Menurut Anwar Abbas, langkah tersebut sejalan dengan prinsip menjaga ketertiban umum sekaligus memperkuat nilai toleransi antarumat beragama di tengah masyarakat yang majemuk, khususnya di wilayah Ibu Kota.
Ia menekankan bahwa yang paling utama dalam momentum Ramadan adalah membangun kesadaran kolektif tentang pentingnya sikap saling menghormati, bukan melakukan tindakan razia atau sweeping yang berpotensi menimbulkan ketegangan sosial.
“Saya rasa tidak perlu ada sweeping-sweepingan karena pemerintah sebelum puasa kita harapkan sudah mensosialisaikan dan memberi pengertian kepada rakyat tentang perlunya ada sikap saling hormat-menghormati agama dan kepercayaan serta ibadah dari agama lain,” ucap Anwar Abbas dikutip pada Senin (16/2/2026).
Ia menilai, peran pemerintah sangat penting dalam memastikan suasana Ramadan tetap kondusif. Sosialisasi yang baik sebelum bulan puasa dinilai mampu mencegah kesalahpahaman di lapangan, sekaligus memberi rasa aman bagi seluruh warga, baik yang menjalankan ibadah puasa maupun yang tidak.

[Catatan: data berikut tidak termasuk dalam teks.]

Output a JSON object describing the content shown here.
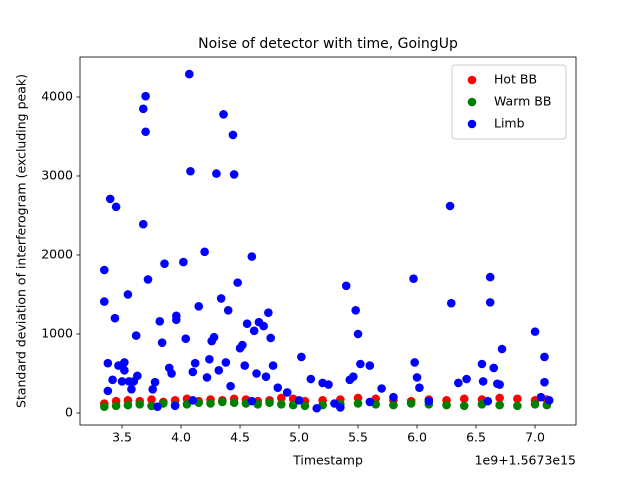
{
  "chart_data": {
    "type": "scatter",
    "title": "Noise of detector with time, GoingUp",
    "xlabel": "Timestamp",
    "ylabel": "Standard deviation of interferogram (excluding peak)",
    "x_offset_label": "1e9+1.5673e15",
    "xlim": [
      3.144,
      7.347
    ],
    "ylim": [
      -152,
      4506
    ],
    "xticks": [
      3.5,
      {
        "value": 4,
        "label": "4.0"
      },
      4.5,
      {
        "value": 5,
        "label": "5.0"
      },
      5.5,
      {
        "value": 6,
        "label": "6.0"
      },
      6.5,
      {
        "value": 7,
        "label": "7.0"
      }
    ],
    "yticks": [
      0,
      1000,
      2000,
      3000,
      4000
    ],
    "legend": "upper right",
    "grid": false,
    "series": [
      {
        "name": "Hot BB",
        "color": "#ff0000",
        "x": [
          3.35,
          3.45,
          3.55,
          3.65,
          3.75,
          3.85,
          3.95,
          4.05,
          4.15,
          4.25,
          4.35,
          4.45,
          4.55,
          4.65,
          4.75,
          4.85,
          4.95,
          5.05,
          5.2,
          5.35,
          5.5,
          5.65,
          5.8,
          5.95,
          6.1,
          6.25,
          6.4,
          6.55,
          6.7,
          6.85,
          7.0,
          7.1
        ],
        "values": [
          120,
          150,
          160,
          150,
          170,
          140,
          160,
          180,
          150,
          170,
          160,
          180,
          170,
          150,
          160,
          190,
          180,
          150,
          160,
          170,
          190,
          180,
          160,
          150,
          170,
          160,
          180,
          170,
          190,
          180,
          160,
          170
        ]
      },
      {
        "name": "Warm BB",
        "color": "#008000",
        "x": [
          3.35,
          3.45,
          3.55,
          3.65,
          3.75,
          3.85,
          3.95,
          4.05,
          4.15,
          4.25,
          4.35,
          4.45,
          4.55,
          4.65,
          4.75,
          4.85,
          4.95,
          5.05,
          5.2,
          5.35,
          5.5,
          5.65,
          5.8,
          5.95,
          6.1,
          6.25,
          6.4,
          6.55,
          6.7,
          6.85,
          7.0,
          7.1
        ],
        "values": [
          80,
          90,
          100,
          110,
          90,
          120,
          100,
          110,
          130,
          120,
          140,
          130,
          120,
          110,
          130,
          110,
          100,
          90,
          100,
          110,
          120,
          110,
          100,
          120,
          110,
          100,
          90,
          110,
          100,
          90,
          110,
          100
        ]
      },
      {
        "name": "Limb",
        "color": "#0000ff",
        "x": [
          3.35,
          3.35,
          3.38,
          3.4,
          3.38,
          3.42,
          3.44,
          3.45,
          3.47,
          3.5,
          3.52,
          3.52,
          3.55,
          3.56,
          3.58,
          3.6,
          3.62,
          3.63,
          3.68,
          3.7,
          3.7,
          3.68,
          3.72,
          3.76,
          3.78,
          3.82,
          3.84,
          3.86,
          3.9,
          3.92,
          3.96,
          3.96,
          4.02,
          4.04,
          4.07,
          4.08,
          4.1,
          4.12,
          4.15,
          4.2,
          4.22,
          4.24,
          4.26,
          4.28,
          4.3,
          4.32,
          4.34,
          4.36,
          4.38,
          4.4,
          4.42,
          4.44,
          4.45,
          4.48,
          4.5,
          4.52,
          4.54,
          4.56,
          4.6,
          4.62,
          4.64,
          4.66,
          4.7,
          4.72,
          4.74,
          4.76,
          4.78,
          4.82,
          4.9,
          5.02,
          5.1,
          5.2,
          5.25,
          5.4,
          5.43,
          5.46,
          5.48,
          5.5,
          5.52,
          5.6,
          5.7,
          5.8,
          5.97,
          5.98,
          6.0,
          6.02,
          6.28,
          6.29,
          6.35,
          6.42,
          6.55,
          6.56,
          6.62,
          6.62,
          6.65,
          6.7,
          6.72,
          6.68,
          7.0,
          7.08,
          7.08,
          7.12,
          5.0,
          5.3,
          5.6,
          6.1,
          6.6,
          7.05,
          3.8,
          3.95,
          4.1,
          4.6,
          5.15,
          5.35
        ],
        "values": [
          1810,
          1410,
          630,
          2710,
          280,
          420,
          1200,
          2610,
          600,
          400,
          640,
          540,
          1500,
          400,
          300,
          400,
          980,
          470,
          3850,
          4010,
          3560,
          2390,
          1690,
          300,
          390,
          1160,
          890,
          1890,
          570,
          500,
          1230,
          1180,
          1910,
          940,
          4290,
          3060,
          520,
          630,
          1350,
          2040,
          450,
          680,
          910,
          960,
          3030,
          540,
          1450,
          3780,
          640,
          1300,
          340,
          3520,
          3020,
          1650,
          820,
          860,
          600,
          1130,
          1980,
          1040,
          500,
          1150,
          1100,
          460,
          1270,
          950,
          600,
          320,
          260,
          710,
          430,
          380,
          360,
          1610,
          420,
          460,
          1300,
          1000,
          620,
          600,
          310,
          200,
          1700,
          640,
          450,
          320,
          2620,
          1390,
          380,
          430,
          620,
          400,
          1720,
          1400,
          570,
          360,
          810,
          370,
          1030,
          710,
          390,
          160,
          160,
          120,
          140,
          150,
          150,
          200,
          80,
          90,
          160,
          150,
          60,
          70
        ]
      }
    ]
  }
}
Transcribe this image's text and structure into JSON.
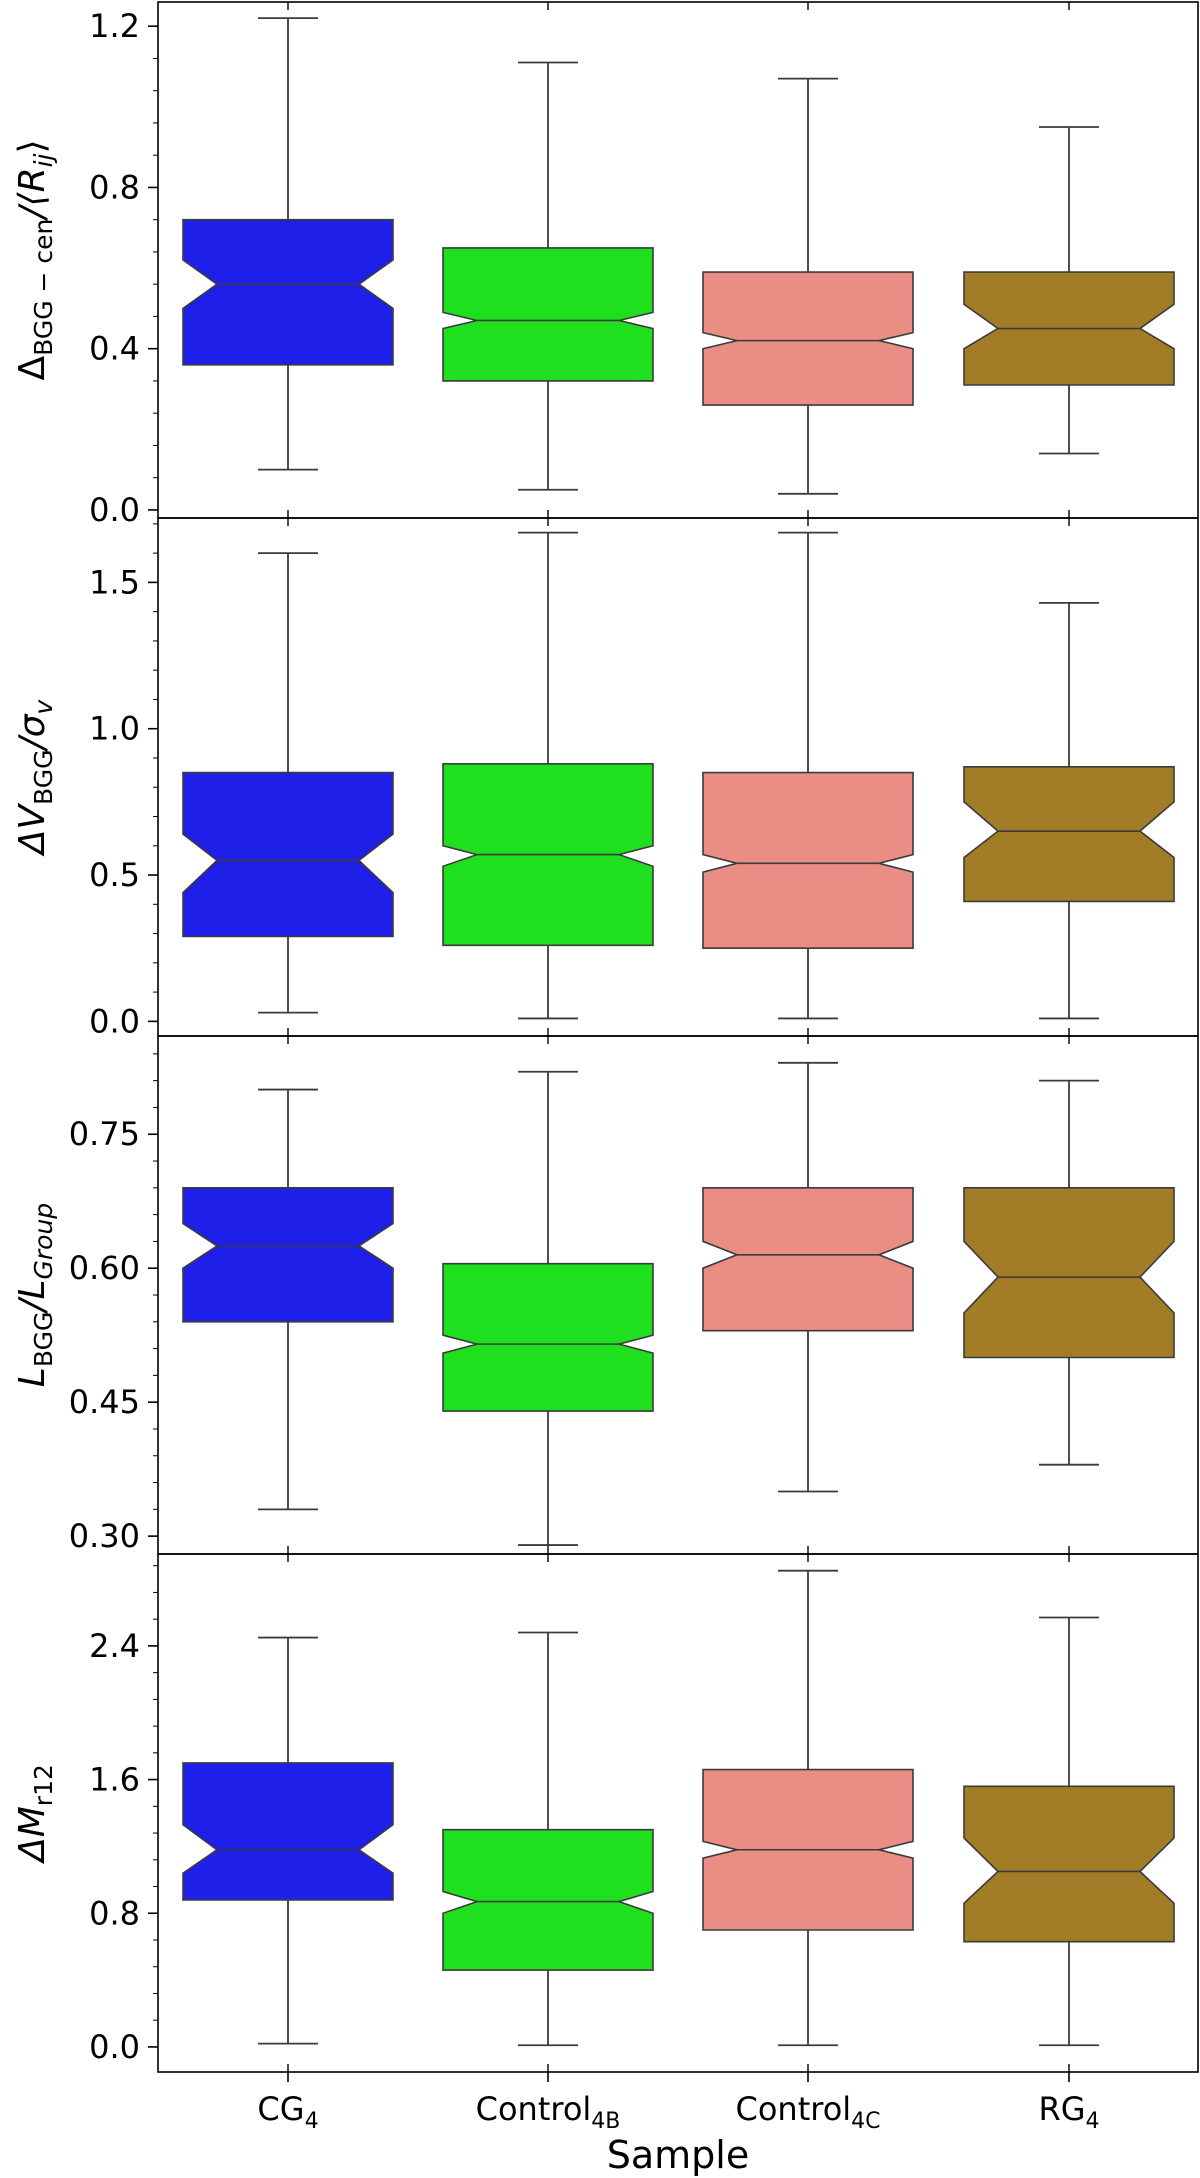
{
  "figure": {
    "xlabel": "Sample",
    "categories": [
      {
        "base": "CG",
        "sub": "4"
      },
      {
        "base": "Control",
        "sub": "4B"
      },
      {
        "base": "Control",
        "sub": "4C"
      },
      {
        "base": "RG",
        "sub": "4"
      }
    ],
    "colors": [
      "#1f1fea",
      "#1fe01f",
      "#ea8d84",
      "#a27c26"
    ],
    "edge_color": "#3b3b3b"
  },
  "chart_data": [
    {
      "type": "box",
      "notched": true,
      "ylabel": {
        "main": "Δ",
        "sub": "BGG − cen",
        "rest": "/⟨R",
        "sub2": "ij",
        "end": "⟩"
      },
      "ylim": [
        -0.02,
        1.26
      ],
      "yticks": [
        0.0,
        0.4,
        0.8,
        1.2
      ],
      "yticklabels": [
        "0.0",
        "0.4",
        "0.8",
        "1.2"
      ],
      "boxes": [
        {
          "whislo": 0.1,
          "q1": 0.36,
          "notch_lo": 0.5,
          "med": 0.56,
          "notch_hi": 0.62,
          "q3": 0.72,
          "whishi": 1.22
        },
        {
          "whislo": 0.05,
          "q1": 0.32,
          "notch_lo": 0.45,
          "med": 0.47,
          "notch_hi": 0.49,
          "q3": 0.65,
          "whishi": 1.11
        },
        {
          "whislo": 0.04,
          "q1": 0.26,
          "notch_lo": 0.4,
          "med": 0.42,
          "notch_hi": 0.44,
          "q3": 0.59,
          "whishi": 1.07
        },
        {
          "whislo": 0.14,
          "q1": 0.31,
          "notch_lo": 0.4,
          "med": 0.45,
          "notch_hi": 0.51,
          "q3": 0.59,
          "whishi": 0.95
        }
      ]
    },
    {
      "type": "box",
      "notched": true,
      "ylabel": {
        "main": "ΔV",
        "sub": "BGG",
        "rest": "/σ",
        "sub2": "v",
        "end": ""
      },
      "ylim": [
        -0.05,
        1.72
      ],
      "yticks": [
        0.0,
        0.5,
        1.0,
        1.5
      ],
      "yticklabels": [
        "0.0",
        "0.5",
        "1.0",
        "1.5"
      ],
      "boxes": [
        {
          "whislo": 0.03,
          "q1": 0.29,
          "notch_lo": 0.44,
          "med": 0.55,
          "notch_hi": 0.64,
          "q3": 0.85,
          "whishi": 1.6
        },
        {
          "whislo": 0.01,
          "q1": 0.26,
          "notch_lo": 0.53,
          "med": 0.57,
          "notch_hi": 0.6,
          "q3": 0.88,
          "whishi": 1.67
        },
        {
          "whislo": 0.01,
          "q1": 0.25,
          "notch_lo": 0.51,
          "med": 0.54,
          "notch_hi": 0.57,
          "q3": 0.85,
          "whishi": 1.67
        },
        {
          "whislo": 0.01,
          "q1": 0.41,
          "notch_lo": 0.56,
          "med": 0.65,
          "notch_hi": 0.75,
          "q3": 0.87,
          "whishi": 1.43
        }
      ]
    },
    {
      "type": "box",
      "notched": true,
      "ylabel": {
        "main": "L",
        "sub": "BGG",
        "rest": "/L",
        "sub2": "Group",
        "end": ""
      },
      "ylim": [
        0.28,
        0.86
      ],
      "yticks": [
        0.3,
        0.45,
        0.6,
        0.75
      ],
      "yticklabels": [
        "0.30",
        "0.45",
        "0.60",
        "0.75"
      ],
      "boxes": [
        {
          "whislo": 0.33,
          "q1": 0.54,
          "notch_lo": 0.6,
          "med": 0.625,
          "notch_hi": 0.65,
          "q3": 0.69,
          "whishi": 0.8
        },
        {
          "whislo": 0.29,
          "q1": 0.44,
          "notch_lo": 0.505,
          "med": 0.515,
          "notch_hi": 0.525,
          "q3": 0.605,
          "whishi": 0.82
        },
        {
          "whislo": 0.35,
          "q1": 0.53,
          "notch_lo": 0.6,
          "med": 0.615,
          "notch_hi": 0.63,
          "q3": 0.69,
          "whishi": 0.83
        },
        {
          "whislo": 0.38,
          "q1": 0.5,
          "notch_lo": 0.55,
          "med": 0.59,
          "notch_hi": 0.63,
          "q3": 0.69,
          "whishi": 0.81
        }
      ]
    },
    {
      "type": "box",
      "notched": true,
      "ylabel": {
        "main": "ΔM",
        "sub": "r12",
        "rest": "",
        "sub2": "",
        "end": ""
      },
      "ylim": [
        -0.15,
        2.95
      ],
      "yticks": [
        0.0,
        0.8,
        1.6,
        2.4
      ],
      "yticklabels": [
        "0.0",
        "0.8",
        "1.6",
        "2.4"
      ],
      "boxes": [
        {
          "whislo": 0.02,
          "q1": 0.88,
          "notch_lo": 1.04,
          "med": 1.18,
          "notch_hi": 1.33,
          "q3": 1.7,
          "whishi": 2.45
        },
        {
          "whislo": 0.01,
          "q1": 0.46,
          "notch_lo": 0.8,
          "med": 0.87,
          "notch_hi": 0.93,
          "q3": 1.3,
          "whishi": 2.48
        },
        {
          "whislo": 0.01,
          "q1": 0.7,
          "notch_lo": 1.13,
          "med": 1.18,
          "notch_hi": 1.23,
          "q3": 1.66,
          "whishi": 2.85
        },
        {
          "whislo": 0.01,
          "q1": 0.63,
          "notch_lo": 0.86,
          "med": 1.05,
          "notch_hi": 1.25,
          "q3": 1.56,
          "whishi": 2.57
        }
      ]
    }
  ]
}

Lebih lanjut, Anwar Abbas juga menegaskan bahwa umat beragama yang sedang menjalankan ibadah tidak perlu merasa khawatir apabila negara hadir memberikan perlindungan dan jaminan ketertiban.
“Umat dari yang melaksanakan ibadah tersebut tidak usah merasa terganggu karena pemerintah sudah hadir menjaga dan memeliharanya agar umat dari agama yang melaksanakan ibadah tersebut dapat beribadah dengan tenang,” pungkasnya.
Pernyataan ini mempertegas pentingnya kolaborasi antara pemerintah dan tokoh agama dalam menjaga harmoni sosial selama Ramadan, sehingga semangat ibadah tetap berjalan berdampingan dengan nilai toleransi dan saling menghargai di ruang publik.